L’accent est particulièrement mis sur les institutions politiques: «L’idée, explique Christophe Maillard, c’est qu’une fois naturalisée, la personne puisse exercer ses droits civiques de la manière la plus efficiente. On espère qu’elle va voter, donner son avis, s’engager. Pour le faire, elle doit être sensibilisée à notre système.» Toutefois, avec un taux de participation aux élections de 45,1% en 2019, on se rend compte que la vie politique suisse n’est pas au cœur des priorités de tous les citoyens. «Certaines questions me semblent décalées de la réalité, soulève Naïnice Ali-Bin. J’aime cuisiner le gâteau du Vully, mais je ne sais pas le nom du Parlement du canton de Fribourg. A partir de quel moment on peut parler d’intégration?»

Plus dur depuis 2018

Une question complexe à laquelle répond Christophe Maillard: «Comment évaluer différemment l’intégration de quelqu’un à une culture? Honnêtement, je n’ai pas la réponse. Ce que je sais en revanche, c’est que cet entretien permet d’évaluer ses connaissances mais aussi de constater que l’intéressé ne s’est pas ghettoïsé, qu’il s’est ouvert depuis son arrivée.» Après une dernière vérification, le dossier est transmis au Grand Conseil. C’est lui qui va déterminer si oui ou non le droit de cité cantonal, et donc la nationalité suisse, peuvent être accordés.

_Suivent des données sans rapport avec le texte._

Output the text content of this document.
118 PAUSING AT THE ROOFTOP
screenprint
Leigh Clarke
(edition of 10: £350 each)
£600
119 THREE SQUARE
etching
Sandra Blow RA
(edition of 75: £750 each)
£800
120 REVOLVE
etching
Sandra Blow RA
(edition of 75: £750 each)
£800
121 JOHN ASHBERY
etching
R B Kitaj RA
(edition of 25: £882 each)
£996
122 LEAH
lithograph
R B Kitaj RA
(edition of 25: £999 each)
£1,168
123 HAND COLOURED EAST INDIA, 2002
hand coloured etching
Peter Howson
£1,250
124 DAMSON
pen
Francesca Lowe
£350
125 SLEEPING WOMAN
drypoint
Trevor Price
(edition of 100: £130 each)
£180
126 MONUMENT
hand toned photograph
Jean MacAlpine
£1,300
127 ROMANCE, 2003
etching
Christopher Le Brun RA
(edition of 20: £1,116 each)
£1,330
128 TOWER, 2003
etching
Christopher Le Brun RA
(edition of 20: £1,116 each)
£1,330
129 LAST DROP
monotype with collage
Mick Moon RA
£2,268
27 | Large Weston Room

Les conditions de la naturalisation se sont durcies depuis le 1er janvier 2018. «Il faut laisser du temps à la nouvelle loi pour que l’on puisse évaluer ses effets», estime Christophe Maillard. «Toutefois, certaines règles nous semblent trop sévères. Un détenteur de permis C doit aujourd’hui être irréprochable, au point où une condamnation pénale pour excès de vitesse, inscrite au casier judiciaire, peut lui fermer les portes de la naturalisation.» Enfin, après une dizaine d’années sur le territoire, une langue maîtrisée, un intérêt pour l’histoire du pays et une conduite exemplaire, le Graal de la naturalisation peut être accordé. «Si un jour on oublie notre culture, heureusement que les étrangers seront là pour nous la rappeler», conclut Margaux Collaud.